Rafine edilirken tuz 650 derecede kurutulur. Bu sırada molekül yapısı tamamen değişime uğrar. Bu haliyle toksiktir ve 1 gr. rafine tuzu temizlemek için vücudunuz 23 kat fazla su harcar. Yani rafine tuzlar vücudunuzu susuz bırakır.

İçindeki tüm mineral ve elementleri alınmış kimyasallarla bezenmiş tuz vücuda tamamen yabancılaşır. Vücut bu yabancı maddeyi derhal atmaya çalışır. Böbreklere aşırı baskı yapar. Rafine tuz ödem yapar ki biz kadınların kabusu selülitin başlıca kaynağıdır.

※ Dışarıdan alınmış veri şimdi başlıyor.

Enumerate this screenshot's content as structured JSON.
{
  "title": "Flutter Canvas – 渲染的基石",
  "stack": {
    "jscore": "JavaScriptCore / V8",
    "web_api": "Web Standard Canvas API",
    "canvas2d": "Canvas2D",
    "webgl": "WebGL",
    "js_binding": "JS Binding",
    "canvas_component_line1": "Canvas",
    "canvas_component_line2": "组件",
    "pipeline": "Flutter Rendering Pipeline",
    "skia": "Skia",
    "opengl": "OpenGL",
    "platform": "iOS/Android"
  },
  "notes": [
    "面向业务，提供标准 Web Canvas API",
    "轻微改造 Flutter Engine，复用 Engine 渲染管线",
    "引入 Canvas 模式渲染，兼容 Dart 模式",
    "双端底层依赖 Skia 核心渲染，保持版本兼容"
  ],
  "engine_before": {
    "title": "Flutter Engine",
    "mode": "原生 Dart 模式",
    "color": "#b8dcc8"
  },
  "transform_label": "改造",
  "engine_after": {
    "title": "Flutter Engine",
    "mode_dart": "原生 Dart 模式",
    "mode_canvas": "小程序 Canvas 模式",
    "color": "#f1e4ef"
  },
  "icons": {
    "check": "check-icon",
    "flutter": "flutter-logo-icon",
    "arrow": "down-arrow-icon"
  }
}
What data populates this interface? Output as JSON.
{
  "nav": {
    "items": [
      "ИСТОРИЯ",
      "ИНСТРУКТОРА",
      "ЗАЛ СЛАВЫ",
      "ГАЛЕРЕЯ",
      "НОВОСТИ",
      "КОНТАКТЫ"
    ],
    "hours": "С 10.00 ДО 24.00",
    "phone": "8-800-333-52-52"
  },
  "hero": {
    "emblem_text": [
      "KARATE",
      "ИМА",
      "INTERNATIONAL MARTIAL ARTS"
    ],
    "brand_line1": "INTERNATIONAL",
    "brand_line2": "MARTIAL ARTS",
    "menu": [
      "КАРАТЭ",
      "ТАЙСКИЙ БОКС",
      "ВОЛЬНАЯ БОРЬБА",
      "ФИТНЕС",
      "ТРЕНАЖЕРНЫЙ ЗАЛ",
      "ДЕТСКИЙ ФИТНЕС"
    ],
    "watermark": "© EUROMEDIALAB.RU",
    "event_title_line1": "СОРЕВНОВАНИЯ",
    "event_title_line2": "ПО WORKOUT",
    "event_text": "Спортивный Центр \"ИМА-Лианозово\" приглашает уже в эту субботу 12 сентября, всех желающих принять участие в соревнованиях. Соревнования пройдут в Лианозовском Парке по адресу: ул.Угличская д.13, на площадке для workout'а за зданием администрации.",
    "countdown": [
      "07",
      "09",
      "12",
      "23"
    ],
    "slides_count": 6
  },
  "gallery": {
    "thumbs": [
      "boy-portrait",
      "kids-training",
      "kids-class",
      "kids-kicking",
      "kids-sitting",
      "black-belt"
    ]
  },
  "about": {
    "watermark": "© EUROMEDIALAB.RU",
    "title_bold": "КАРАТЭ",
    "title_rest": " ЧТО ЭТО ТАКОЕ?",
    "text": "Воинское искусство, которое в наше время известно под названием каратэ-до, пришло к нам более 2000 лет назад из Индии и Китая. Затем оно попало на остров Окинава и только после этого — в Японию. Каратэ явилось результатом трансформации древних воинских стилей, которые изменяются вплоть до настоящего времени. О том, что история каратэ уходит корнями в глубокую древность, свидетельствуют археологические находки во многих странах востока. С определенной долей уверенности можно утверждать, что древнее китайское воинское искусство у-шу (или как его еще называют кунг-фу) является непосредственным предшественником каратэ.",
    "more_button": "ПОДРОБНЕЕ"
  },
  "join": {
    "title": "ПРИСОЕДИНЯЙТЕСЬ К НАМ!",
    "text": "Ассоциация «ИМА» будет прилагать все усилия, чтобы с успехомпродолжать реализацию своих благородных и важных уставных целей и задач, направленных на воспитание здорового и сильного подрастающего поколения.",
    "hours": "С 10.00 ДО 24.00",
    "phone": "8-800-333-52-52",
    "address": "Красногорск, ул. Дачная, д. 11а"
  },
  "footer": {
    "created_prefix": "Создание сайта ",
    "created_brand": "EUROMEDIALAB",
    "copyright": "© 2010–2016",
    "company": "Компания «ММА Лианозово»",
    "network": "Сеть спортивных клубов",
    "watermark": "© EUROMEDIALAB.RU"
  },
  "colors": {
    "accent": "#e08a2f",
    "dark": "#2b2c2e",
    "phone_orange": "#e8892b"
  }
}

Atılamayan rafine tuz bu sefer tekrar kristalleşir ve eklemlerde kemiklerde birikmeye başlar. Romatizmal hastalıklara, guta sebep olur. Ayrıca safra kesesi ve böbrek taşlarına da neden olur.

Oysa doğal tuz doğru miktarlarda tüketilirse sağlık kaynağıdır. Yetişkinler için günlük 5- 7 gr. yeterlidir. Yalnız bu miktar sadece yemeklerinize koyduğunuz tuz değil günlük tüm alımınızdır. Spor yapan ve çok su içenler biraz daha fazla tuz kullanabilir.

Bu noktada DOĞAL BESLENME sorunu tekrar karşımıza çıkıyor. Bizim dikkat etmemiz gereken bir de paketlenmiş gıdalardan gelen tuzlar var. Üstelik bunlar çoğu zaman tuzlu dahi olmayabiliyor. Mono sodyum Glutomat gibi yani namı diğer Çin tuzu. Hazır gıdalarda bolca kullanılan tuz hem bu gıdaların kötü tadını kamufle etmek hem de raf ömürlerini uzatmak için bolca kullanılmakta, üstelik birde sudan ucuz.

Doğal Tuzlar ise sadece yemekler de değil yaşamımızın her alanında bize yardımcıdır. Çankırı Kaya Tuzunusadece turşu yaparken kullanmak kıt kaynakların israfından başka bir şey değildir. Yemeklerde, gıda malzemelerinin korunmasında, dezenfeksiyon ve temizlikte rahatça kullanabilirsiniz.

 

Thomas Edison yıllar önce “Geleceğin doktorları insanlara ilaç yazmayacak, onlar bireysel olarak hastalarını ele alarak yaşam tarzlarında ve diyetlerinde değişiklikler yaparak, hastalıkları önleyecek veya tedavi edecekler” demiş ve bir kez daha ününü hak etmiştir. Henüz biz bu aşamaya gelemedik ama olsun eninde sonunda olacak. Yeter ki biz tüketiciler bilinçlenelim ve bizim için iyi olanı talep edelim.